It was four in the afternoon of Friday, September 17, 1909. When they had reached England the previous morning, the sun gave the cliffs of Dover the sheen of an iceberg. Now the weather had changed to a malignant misty drizzle, which soaked its way through garments with the persistence of mites through cheese, and steadily cleansed the stagnant chimney-smoke of its soot for deposit on starched collars and elaborate hats.
Eliot seemed to Nancy patriotically proud of this perversity in the weather. She held an umbrella, the other hand gathering her skirt from the slimy roadway as he seized her elbow.

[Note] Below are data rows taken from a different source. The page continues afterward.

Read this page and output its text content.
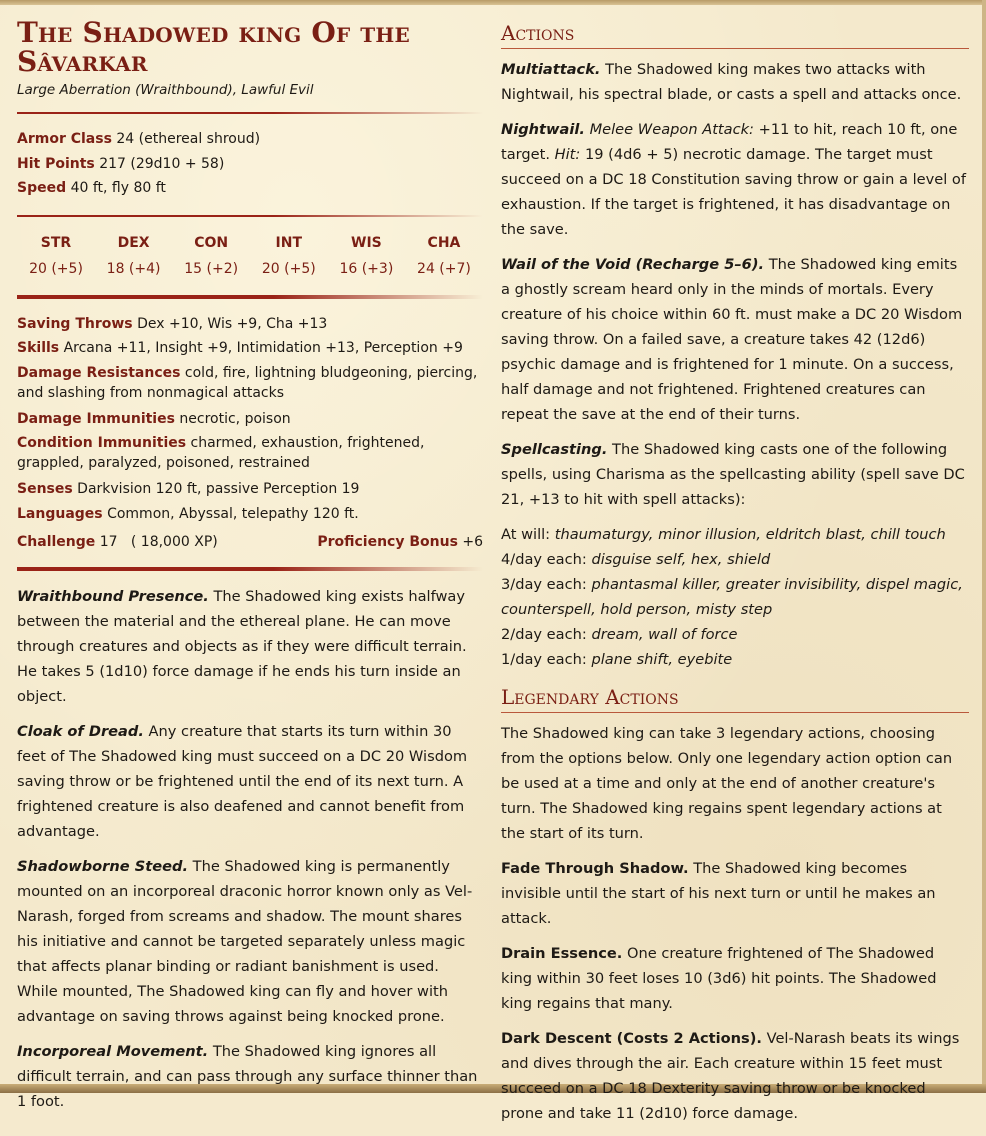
The Shadowed king Of the
Sâvarkar
Large Aberration (Wraithbound), Lawful Evil
Armor Class 24 (ethereal shroud)
Hit Points 217 (29d10 + 58)
Speed 40 ft, fly 80 ft
STR
20 (+5)
DEX
18 (+4)
CON
15 (+2)
INT
20 (+5)
WIS
16 (+3)
CHA
24 (+7)
Saving Throws Dex +10, Wis +9, Cha +13
Skills Arcana +11, Insight +9, Intimidation +13, Perception +9
Damage Resistances cold, fire, lightning bludgeoning, piercing, and slashing from nonmagical attacks
Damage Immunities necrotic, poison
Condition Immunities charmed, exhaustion, frightened, grappled, paralyzed, poisoned, restrained
Senses Darkvision 120 ft, passive Perception 19
Languages Common, Abyssal, telepathy 120 ft.
Challenge 17   ( 18,000 XP)	Proficiency Bonus +6

Wraithbound Presence. The Shadowed king exists halfway between the material and the ethereal plane. He can move through creatures and objects as if they were difficult terrain. He takes 5 (1d10) force damage if he ends his turn inside an object.

Cloak of Dread. Any creature that starts its turn within 30 feet of The Shadowed king must succeed on a DC 20 Wisdom saving throw or be frightened until the end of its next turn. A frightened creature is also deafened and cannot benefit from advantage.

Shadowborne Steed. The Shadowed king is permanently mounted on an incorporeal draconic horror known only as Vel-Narash, forged from screams and shadow. The mount shares his initiative and cannot be targeted separately unless magic that affects planar binding or radiant banishment is used. While mounted, The Shadowed king can fly and hover with advantage on saving throws against being knocked prone.

Incorporeal Movement. The Shadowed king ignores all difficult terrain, and can pass through any surface thinner than 1 foot.

Actions

Multiattack. The Shadowed king makes two attacks with Nightwail, his spectral blade, or casts a spell and attacks once.

Nightwail. Melee Weapon Attack: +11 to hit, reach 10 ft, one target. Hit: 19 (4d6 + 5) necrotic damage. The target must succeed on a DC 18 Constitution saving throw or gain a level of exhaustion. If the target is frightened, it has disadvantage on the save.

Wail of the Void (Recharge 5–6). The Shadowed king emits a ghostly scream heard only in the minds of mortals. Every creature of his choice within 60 ft. must make a DC 20 Wisdom saving throw. On a failed save, a creature takes 42 (12d6) psychic damage and is frightened for 1 minute. On a success, half damage and not frightened. Frightened creatures can repeat the save at the end of their turns.

Spellcasting. The Shadowed king casts one of the following spells, using Charisma as the spellcasting ability (spell save DC 21, +13 to hit with spell attacks):

At will: thaumaturgy, minor illusion, eldritch blast, chill touch
4/day each: disguise self, hex, shield
3/day each: phantasmal killer, greater invisibility, dispel magic, counterspell, hold person, misty step
2/day each: dream, wall of force
1/day each: plane shift, eyebite
Legendary Actions

The Shadowed king can take 3 legendary actions, choosing from the options below. Only one legendary action option can be used at a time and only at the end of another creature's turn. The Shadowed king regains spent legendary actions at the start of its turn.

Fade Through Shadow. The Shadowed king becomes invisible until the start of his next turn or until he makes an attack.

Drain Essence. One creature frightened of The Shadowed king within 30 feet loses 10 (3d6) hit points. The Shadowed king regains that many.

Dark Descent (Costs 2 Actions). Vel-Narash beats its wings and dives through the air. Each creature within 15 feet must succeed on a DC 18 Dexterity saving throw or be knocked prone and take 11 (2d10) force damage.
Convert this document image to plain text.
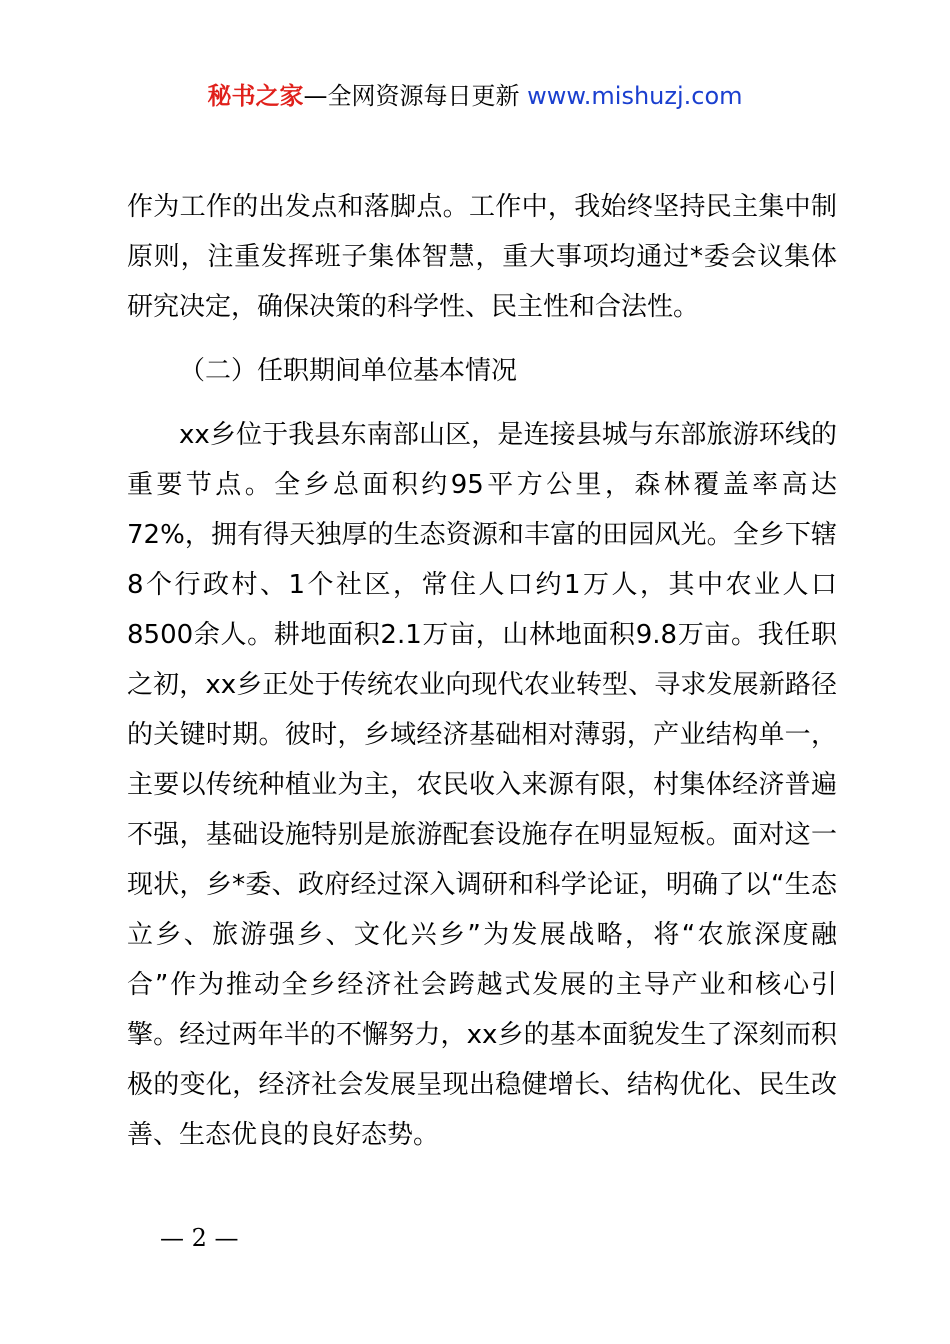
秘书之家—全网资源每日更新 www.mishuzj.com

作为工作的出发点和落脚点。工作中，我始终坚持民主集中制原则，注重发挥班子集体智慧，重大事项均通过*委会议集体研究决定，确保决策的科学性、民主性和合法性。

（二）任职期间单位基本情况

xx乡位于我县东南部山区，是连接县城与东部旅游环线的重要节点。全乡总面积约95平方公里，森林覆盖率高达72%，拥有得天独厚的生态资源和丰富的田园风光。全乡下辖8个行政村、1个社区，常住人口约1万人，其中农业人口8500余人。耕地面积2.1万亩，山林地面积9.8万亩。我任职之初，xx乡正处于传统农业向现代农业转型、寻求发展新路径的关键时期。彼时，乡域经济基础相对薄弱，产业结构单一，主要以传统种植业为主，农民收入来源有限，村集体经济普遍不强，基础设施特别是旅游配套设施存在明显短板。面对这一现状，乡*委、政府经过深入调研和科学论证，明确了以“生态立乡、旅游强乡、文化兴乡”为发展战略，将“农旅深度融合”作为推动全乡经济社会跨越式发展的主导产业和核心引擎。经过两年半的不懈努力，xx乡的基本面貌发生了深刻而积极的变化，经济社会发展呈现出稳健增长、结构优化、民生改善、生态优良的良好态势。

— 2 —
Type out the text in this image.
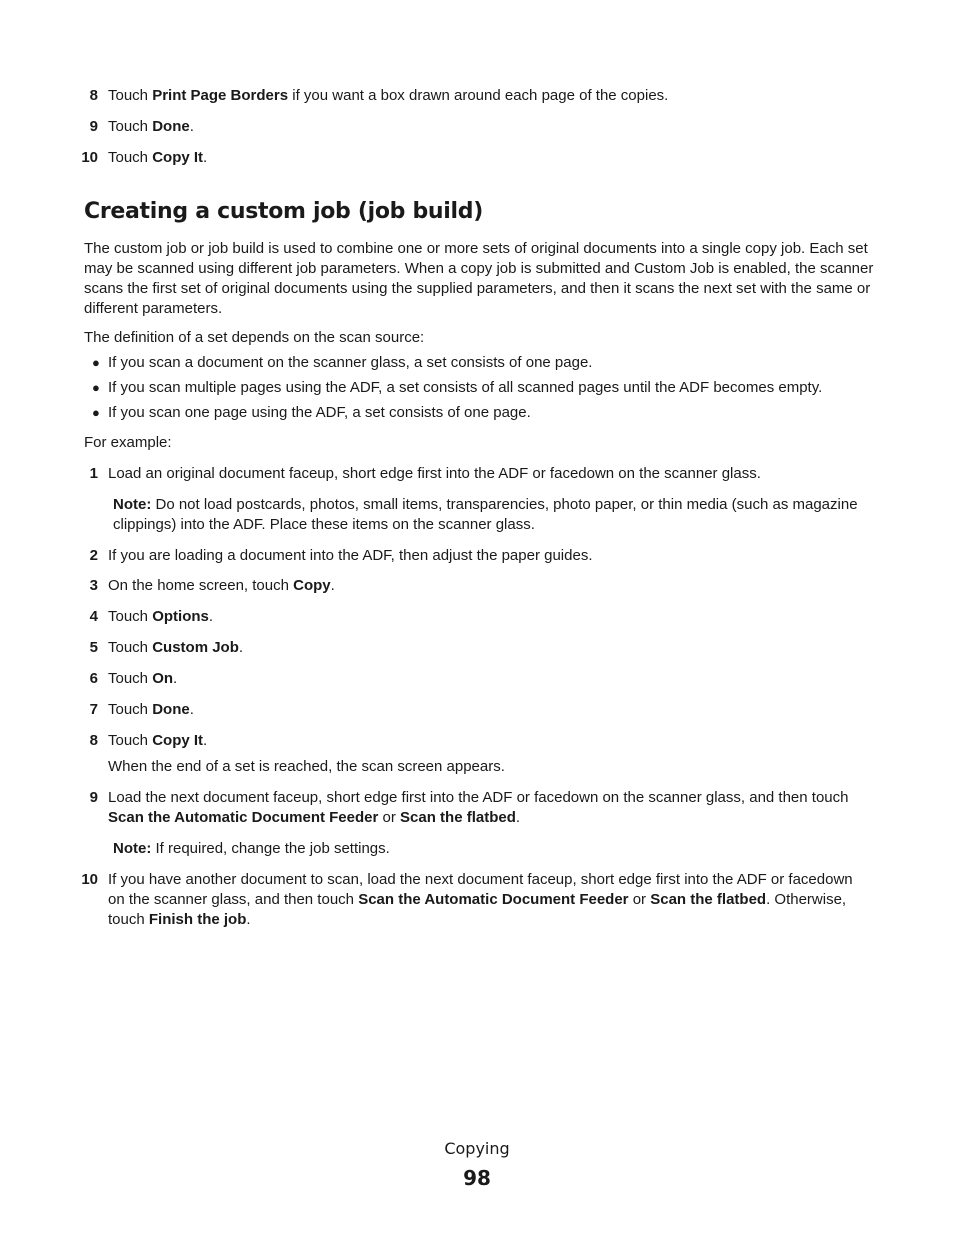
8 Touch Print Page Borders if you want a box drawn around each page of the copies.
9 Touch Done.
10 Touch Copy It.
Creating a custom job (job build)
The custom job or job build is used to combine one or more sets of original documents into a single copy job. Each set may be scanned using different job parameters. When a copy job is submitted and Custom Job is enabled, the scanner scans the first set of original documents using the supplied parameters, and then it scans the next set with the same or different parameters.
The definition of a set depends on the scan source:
● If you scan a document on the scanner glass, a set consists of one page.
● If you scan multiple pages using the ADF, a set consists of all scanned pages until the ADF becomes empty.
● If you scan one page using the ADF, a set consists of one page.
For example:
1 Load an original document faceup, short edge first into the ADF or facedown on the scanner glass.
Note: Do not load postcards, photos, small items, transparencies, photo paper, or thin media (such as magazine clippings) into the ADF. Place these items on the scanner glass.
2 If you are loading a document into the ADF, then adjust the paper guides.
3 On the home screen, touch Copy.
4 Touch Options.
5 Touch Custom Job.
6 Touch On.
7 Touch Done.
8 Touch Copy It.
When the end of a set is reached, the scan screen appears.
9 Load the next document faceup, short edge first into the ADF or facedown on the scanner glass, and then touch Scan the Automatic Document Feeder or Scan the flatbed.
Note: If required, change the job settings.
10 If you have another document to scan, load the next document faceup, short edge first into the ADF or facedown on the scanner glass, and then touch Scan the Automatic Document Feeder or Scan the flatbed. Otherwise, touch Finish the job.
Copying
98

The London traffic was its most chaotic of the century, horsepower competing with horse. The nimble two-wheeled hansoms, the roomier four-wheeled 'growlers', the smart coupй 'fly' hired from the livery stable (seven-and-sixpence one horse, twelve-and-sixpence two), were being jostled from the streets by the taximeter motor-cabs, far faster despite the 20 miles per hour speed limit. The horse-drawn omnibuses were being ignored for the scarlet motor ones of the London General Omnibus Company, to be stopped anywhere, the 'garden seats' on the open tops advertised as freely patronized by ladies.
Stage-coaches to Hampton Court or the races churned amid excursion motors carrying a guide for the 'trippers'. Motor cars, electric or petrol, were hireable at five pounds a day. Everywhere dodged the enthusiastic, sporty cyclist. With its electric tramways and the underground 'Tube', Eliot told Nancy imposingly, London was the most convenient of cities for getting about-so long as you had no necessity to cross the road.
Still flagrantly grasping her arm, Eliot hurried Nancy along the far pavement. Number 272 was on the sweep of Oxford Circus, a doorway between a furrier's and a trunk-maker's. The lobby inside had mustard-painted stone walls, a wooden staircase going up, an iron one spiraling into the black basement. It did not seem to Nancy likely headquarters for a man with the cure of the disease which terrified the world.
Eliot ran his eyes down a painted list of firms with offices above.
'No Munyon's. And I looked them up in Kelly's Directory this morning.' He peered at the lowest line. 'That's freshly painted. Perhaps they've moved?'
He took her elbow again to a shop he had noticed on the corner, marked with gold letters OTTOMAN TOBACCONISTS.
'You can find everything about any district from a tobacconist. Its craving is common to all classes of the world, but it's so uncomplicated an article to purchase everyone stops to justify their visit with a gossip.'
The shop was tiny and aromatic. A wall of drawers like a druggist's were labelled _Raparee, Navy Plug, Havana Perfectos._ On the counter were glass boxes of round or oval cigarettes, a blue jar marked _High Dry Toast Snuff._ A black boy in turban and curly-toed slippers stood in eternal plaster deference. The Oriental atmosphere stopped with the proprietor, a wizened, pale Cockney with gold-rimmed glasses.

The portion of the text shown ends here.